The legal effect of that clause is that the long term tenant (the syndicator) will be relieved of all obligations under the lease, including the obligation to pay rent, as soon as someone else takes over the lease. The syndicator does not have to find someone with money, not even someone solvent. The tenant could create a new dummy corporation without any assets whatsoever and have that corporation assume the lease. The very purpose of the above clause is to give the syndicator-tenant an opportunity to cancel the long-term lease at any time.
You have then, as a practical matter, the following situation. If the leasehold is profitable, the syndicator will keep the lease and take that extra profit over the lease's term. If the leasehold continues to be profitable, the syndicator-tenant will exercise the successive renewal options which frequently run for as long as 78 years. If the leasehold should turn out to be unprofitable, the syndicator's corporation will fail or assign the lease to someone who cannot fulfill it. The syndicator or insider almost never incurs any personal risk or liability under the customary form of the long-term lease, or if he does, he limits it to, the first few years.
Inflation Clauses
In many cases, the long term net lease will have a so-called inflation clause. It provides that if the lessee (the syndicator's corporation in our case) collects rents in excess of a certain sum, that the investors get a part of such excess rents. Read that clause carefully. How much more rent is there to be collected before the investors get additional payments? If the investors were to get an increase when the rents collected by the syndicator-lessee go up by 50% the investors may have to wait a long time before they see a dollar of increased rent.
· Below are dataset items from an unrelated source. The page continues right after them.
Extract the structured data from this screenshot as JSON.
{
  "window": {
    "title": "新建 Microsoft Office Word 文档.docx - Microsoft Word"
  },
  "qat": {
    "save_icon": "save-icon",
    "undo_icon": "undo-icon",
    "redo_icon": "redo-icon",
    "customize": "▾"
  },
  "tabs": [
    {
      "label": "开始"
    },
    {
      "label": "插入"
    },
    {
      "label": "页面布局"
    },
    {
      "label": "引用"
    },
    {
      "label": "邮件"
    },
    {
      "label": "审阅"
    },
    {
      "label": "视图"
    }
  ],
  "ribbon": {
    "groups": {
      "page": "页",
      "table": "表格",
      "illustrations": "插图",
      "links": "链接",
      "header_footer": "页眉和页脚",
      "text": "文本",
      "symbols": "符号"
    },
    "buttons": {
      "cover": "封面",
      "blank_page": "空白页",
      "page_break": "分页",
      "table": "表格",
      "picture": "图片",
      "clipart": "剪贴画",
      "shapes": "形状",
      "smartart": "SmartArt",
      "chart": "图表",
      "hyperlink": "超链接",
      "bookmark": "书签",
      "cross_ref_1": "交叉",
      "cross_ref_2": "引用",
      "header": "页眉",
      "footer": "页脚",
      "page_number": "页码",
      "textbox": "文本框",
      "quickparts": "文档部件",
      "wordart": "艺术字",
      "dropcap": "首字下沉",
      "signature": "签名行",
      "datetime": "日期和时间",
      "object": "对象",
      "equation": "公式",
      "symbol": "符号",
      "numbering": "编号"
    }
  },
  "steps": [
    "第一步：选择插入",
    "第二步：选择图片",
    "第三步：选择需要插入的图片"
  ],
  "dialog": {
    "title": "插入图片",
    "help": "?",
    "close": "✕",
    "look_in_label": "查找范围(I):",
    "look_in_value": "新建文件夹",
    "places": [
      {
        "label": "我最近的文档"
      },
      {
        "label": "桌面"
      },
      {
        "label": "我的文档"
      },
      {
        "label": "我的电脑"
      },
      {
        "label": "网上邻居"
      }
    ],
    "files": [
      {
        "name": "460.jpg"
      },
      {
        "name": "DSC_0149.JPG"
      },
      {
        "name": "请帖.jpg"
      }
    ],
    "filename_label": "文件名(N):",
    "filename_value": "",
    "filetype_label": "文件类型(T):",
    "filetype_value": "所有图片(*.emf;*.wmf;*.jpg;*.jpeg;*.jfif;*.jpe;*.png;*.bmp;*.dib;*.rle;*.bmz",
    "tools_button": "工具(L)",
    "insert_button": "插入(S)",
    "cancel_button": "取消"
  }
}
Rents do not go up 50% overnight.
When you see an inflation clause you must first determine what the chances are of collecting higher rent. If there is a sub-tenant with a long term lease at a fixed dollar amount, the chances are nil. If the building is a new luxury development, you may have a question mark when the leases come up for renewal. If you have rent controlled property, your chances in the long run depend on an easing of the law.